Details (using my bug-move.htm above):
With gfx.webrender.debug.force-picture-invalidation set to false (default):

  • All the negative values (-146 to -75) of left in the positions variable reliably show the hole if the starting position is a positive value and you move down to them. (Also in other conditions, the rules of which are too complicated to explain here.)
  • The higher positive values (319 to 511) reliably show the hole.
  • The lower positive values (15 to 303) show the hole IF they are the initial start positions when you first load the example in a new tab, but may or may not show under other circumstances, the rules of which are complicated and I won't bore you with them.
    With gfx.webrender.debug.force-picture-invalidation set to true:
  • None of the negative values (-146 to -75) show the hole.
  • All of the positive values (15 to 511) reliably show the hole without any complicated rules.

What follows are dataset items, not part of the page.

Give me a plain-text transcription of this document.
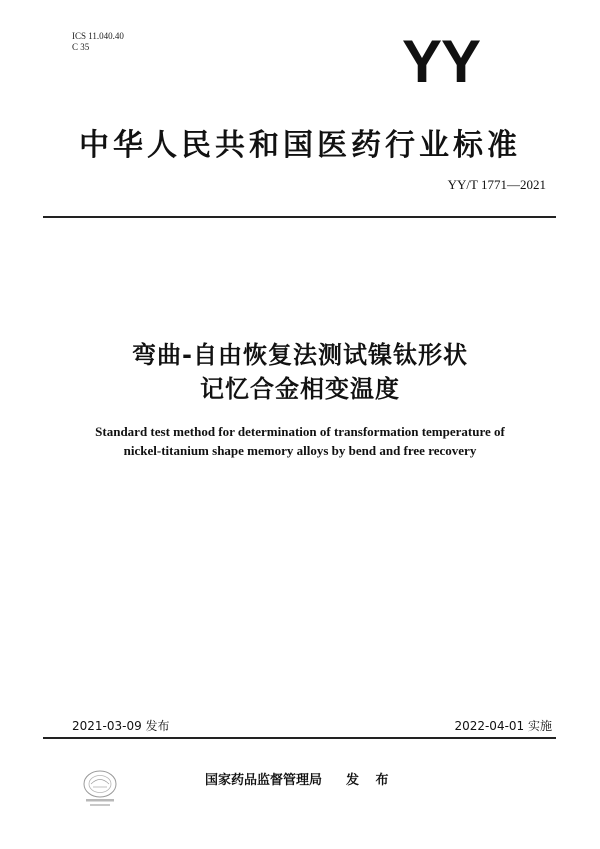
ICS 11.040.40
C 35	YY
中华人民共和国医药行业标准
YY/T 1771—2021
弯曲-自由恢复法测试镍钛形状
记忆合金相变温度
Standard test method for determination of transformation temperature of
nickel-titanium shape memory alloys by bend and free recovery
2021-03-09 发布	2022-04-01 实施
国家药品监督管理局 发 布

I went back and forth between the settings a few times and what I've described seems very stable and reproducible.

Based on other debugging I've done on Intel iGPUs I'm guessing this is a tile mask bug like https://bugzilla.mozilla.org/show_bug.cgi?id=1817240 on Windows where the framebuffer appears to be made of small squares (8x4 in that bug but perhaps 4x4 on this iGPU).

The position of this hole would depend on where in the render target texture the holes appear and what order things are drawn by WebRender.

I'm not sure if this is a clear bug like that one or some other variant but 4x4 holes seem pretty specific as Intel GPUs go.

I don't have suitable hardware on hand to try to repro this bug - my only Intel GPUs on hand are Broadwell and Tigerlake.

Per my previous assessment in comment #13, I think this is technically a driver bug and there isn't much we can do about it. Furthermore the driver is deprecated at this point as far as I know.